Selbstverpflichtungen reichen nicht – Lieferkettengesetz muss soziale Standards setzen für Zuliefererbeschäftigte

Die Vereinte Dienstleistungsgewerkschaft (ver.di) verurteilt den Umgang der europäischen Textilindustrie mit den Beschäftigten in den Zulieferfabriken im globalen Süden aufs Schärfste. Seit Mai hätten immer mehr – vorwiegend weibliche – Beschäftigte in Indien, Bangladesch und Sri Lanka ihre Arbeit ohne Lohnfortzahlung oder sonstige soziale Absicherung verloren, heißt es in einer Resolution der Gewerkschaft und der Gesamtbetriebsräte verschiedener Textilketten in Deutschland.

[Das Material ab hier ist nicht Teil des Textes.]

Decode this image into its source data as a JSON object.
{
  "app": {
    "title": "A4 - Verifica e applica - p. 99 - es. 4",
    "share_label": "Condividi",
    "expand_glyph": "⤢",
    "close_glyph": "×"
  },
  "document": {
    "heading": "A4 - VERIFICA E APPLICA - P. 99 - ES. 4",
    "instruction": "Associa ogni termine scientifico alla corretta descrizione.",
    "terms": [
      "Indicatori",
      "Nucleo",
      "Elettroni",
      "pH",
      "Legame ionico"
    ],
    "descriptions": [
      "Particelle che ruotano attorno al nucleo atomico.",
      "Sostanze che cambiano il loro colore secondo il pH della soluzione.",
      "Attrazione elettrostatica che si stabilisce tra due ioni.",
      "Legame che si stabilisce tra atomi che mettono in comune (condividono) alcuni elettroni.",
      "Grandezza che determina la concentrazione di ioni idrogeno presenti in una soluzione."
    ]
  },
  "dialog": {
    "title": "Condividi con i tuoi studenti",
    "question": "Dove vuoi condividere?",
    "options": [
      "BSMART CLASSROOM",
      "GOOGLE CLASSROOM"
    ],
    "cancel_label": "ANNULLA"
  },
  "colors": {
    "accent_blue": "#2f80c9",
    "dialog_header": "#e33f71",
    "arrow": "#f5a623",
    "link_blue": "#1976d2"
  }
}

„Wieder einmal wird deutlich, dass einseitige Selbstverpflichtungen der Unternehmen nichts anderes als Täuschungsmanöver sind. Um die Rechte der Beschäftigten und die Menschenrechte in der Zuliefererkette zu sichern, sind rechtsverbindliche Gesetze und vor allem Tarifverträge mit den Gewerkschaften vor Ort zwingend notwendig“, sagt Orhan Akman, Bundesfachgruppenleiter für den Einzelhandel bei ver.di.

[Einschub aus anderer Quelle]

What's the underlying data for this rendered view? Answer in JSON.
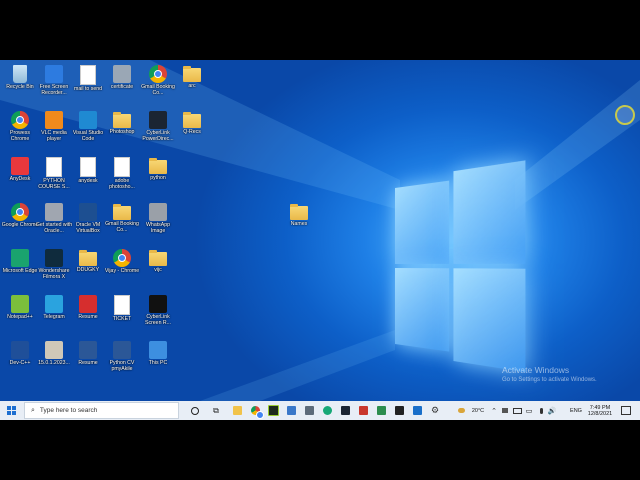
{
  "desktop": {
    "icons": [
      {
        "label": "Recycle Bin",
        "icon": "recycle-bin-icon",
        "kind": "bin"
      },
      {
        "label": "Free Screen Recorder...",
        "icon": "screen-recorder-icon",
        "kind": "app",
        "color": "#2d7be0"
      },
      {
        "label": "mail to send",
        "icon": "document-icon",
        "kind": "doc"
      },
      {
        "label": "certificate",
        "icon": "archive-icon",
        "kind": "app",
        "color": "#9aa7b5"
      },
      {
        "label": "Gmail Booking Co...",
        "icon": "chrome-icon",
        "kind": "chrome"
      },
      {
        "label": "arc",
        "icon": "folder-icon",
        "kind": "folder"
      },
      {
        "label": "Prowess Chrome",
        "icon": "chrome-icon",
        "kind": "chrome"
      },
      {
        "label": "VLC media player",
        "icon": "vlc-icon",
        "kind": "app",
        "color": "#f08a1c"
      },
      {
        "label": "Visual Studio Code",
        "icon": "vscode-icon",
        "kind": "app",
        "color": "#1f8ad2"
      },
      {
        "label": "Photoshop",
        "icon": "folder-icon",
        "kind": "folder"
      },
      {
        "label": "CyberLink PowerDirec...",
        "icon": "powerdirector-icon",
        "kind": "app",
        "color": "#1b2533"
      },
      {
        "label": "Q-Recs",
        "icon": "folder-icon",
        "kind": "folder"
      },
      {
        "label": "AnyDesk",
        "icon": "anydesk-icon",
        "kind": "app",
        "color": "#e8383d"
      },
      {
        "label": "PYTHON COURSE S...",
        "icon": "document-icon",
        "kind": "doc"
      },
      {
        "label": "anydesk",
        "icon": "document-icon",
        "kind": "doc"
      },
      {
        "label": "adobe photosho...",
        "icon": "document-icon",
        "kind": "doc"
      },
      {
        "label": "python",
        "icon": "folder-icon",
        "kind": "folder"
      },
      {
        "label": "Google Chrome",
        "icon": "chrome-icon",
        "kind": "chrome"
      },
      {
        "label": "Get started with Oracle...",
        "icon": "oracle-icon",
        "kind": "app",
        "color": "#a0a6b0"
      },
      {
        "label": "Oracle VM VirtualBox",
        "icon": "virtualbox-icon",
        "kind": "app",
        "color": "#1d4f91"
      },
      {
        "label": "Gmail Booking Co...",
        "icon": "folder-icon",
        "kind": "folder"
      },
      {
        "label": "WhatsApp Image",
        "icon": "image-icon",
        "kind": "app",
        "color": "#9aa0a8"
      },
      {
        "label": "Names",
        "icon": "folder-icon",
        "kind": "folder"
      },
      {
        "label": "Microsoft Edge",
        "icon": "edge-icon",
        "kind": "app",
        "color": "#1aa36e"
      },
      {
        "label": "Wondershare Filmora X",
        "icon": "filmora-icon",
        "kind": "app",
        "color": "#0f2b3d"
      },
      {
        "label": "DDUGKY",
        "icon": "folder-icon",
        "kind": "folder"
      },
      {
        "label": "Vijay - Chrome",
        "icon": "chrome-icon",
        "kind": "chrome"
      },
      {
        "label": "vijc",
        "icon": "folder-icon",
        "kind": "folder"
      },
      {
        "label": "Notepad++",
        "icon": "notepad-icon",
        "kind": "app",
        "color": "#7bbf3c"
      },
      {
        "label": "Telegram",
        "icon": "telegram-icon",
        "kind": "app",
        "color": "#2aa3df"
      },
      {
        "label": "Resume",
        "icon": "pdf-icon",
        "kind": "app",
        "color": "#d62e2e"
      },
      {
        "label": "TICKET",
        "icon": "document-icon",
        "kind": "doc"
      },
      {
        "label": "CyberLink Screen R...",
        "icon": "screen-recorder-icon",
        "kind": "app",
        "color": "#111111"
      },
      {
        "label": "Dev-C++",
        "icon": "devcpp-icon",
        "kind": "app",
        "color": "#1f4f99"
      },
      {
        "label": "15.0.1.2023...",
        "icon": "archive-icon",
        "kind": "app",
        "color": "#cfc8b8"
      },
      {
        "label": "Resume",
        "icon": "word-icon",
        "kind": "app",
        "color": "#2b5797"
      },
      {
        "label": "Python CV pmyAkile",
        "icon": "word-icon",
        "kind": "app",
        "color": "#2b5797"
      },
      {
        "label": "This PC",
        "icon": "this-pc-icon",
        "kind": "app",
        "color": "#3d8fe0"
      }
    ]
  },
  "watermark": {
    "title": "Activate Windows",
    "subtitle": "Go to Settings to activate Windows."
  },
  "taskbar": {
    "search_placeholder": "Type here to search",
    "weather": "20°C",
    "language": "ENG",
    "time": "7:49 PM",
    "date": "12/8/2021"
  }
}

Viele der Fabriken beliefern die europäische und deutsche Textilindustrie. Beispielsweise lässt der indische Zulieferer Gokaldas Exports für die Bekleidungskette Hennes & Mauritz (H&M) produzieren. Dort seien vor kurzem 1.200 Beschäftigte ohne Vorankündigung auf die Straße gesetzt worden. Nun klagten die Beschäftigten gegen die rechtswidrigen Entlassungen, so die Vorsitzende der Gewerkschaft GATWU, Prathibha R. Ramanath, die die Arbeitskämpfe in verschiedenen Textilfabriken anführt. „Der Zulieferer Gokaldas lehnt jegliche Verantwortung für die Beschäftigten ab und begründet den justiziablen Vorgang mit Auftragseinbrüchen während der Corona-Pandemie. Und auch H&M verweigert jegliche ernsthafte Verhandlung über eine soziale Lösung für die Beschäftigten, trotz öffentlicher Bekundungen, in der Pandemie Verantwortung zu übernehmen,“ so Ramanath.

Noch 2019 hatte H&M 90 Prozent des Produktionsvolumens von Gokaldas Exports in Indien abgenommen. Damit hätte der indische Zulieferer allein 2019 einen Gewinn von rund 4,5 Millionen Euro erzielt; bei H & M habe der Gewinn 2019 über 1,3 Milliarden Euro betragen. „Profit ohne Verantwortung geht nicht, vor allem nicht in der Coronakrise“, sagt Saskia Stock, Vorsitzende des Gesamtbetriebsrats von H&M in Deutschland. Deshalb hätten die Betriebsräte zusammen mit ver.di und den Beschäftigten bei H & M, Zara und Primark ein Papier verfasst, in dem sie sich mit den Näherinnen in den südasiatischen Textilfabriken solidarisieren.

Am heutigen Dienstag (14. Juli 2020) werden die Ergebnisse der zweiten Unternehmensbefragung zum Lieferkettengesetz dem Interministeriellen Ausschuss für Wirtschaft und Menschenrechte in Berlin vorgestellt. Bundesentwicklungsminister Gerd Müller hatte vor Monaten darauf gedrängt, dass sich die Entwicklungshilfe künftig an der Einhaltung von Menschenrechten und nachhaltigen Lieferketten orientieren soll. „Im Falle der Textilindustrie in Bangladesch, Indien und Sri Lanka kann die Bundesregierung jetzt zeigen, wie ernst es ihr damit ist“, so Gewerkschafter Orhan Akman.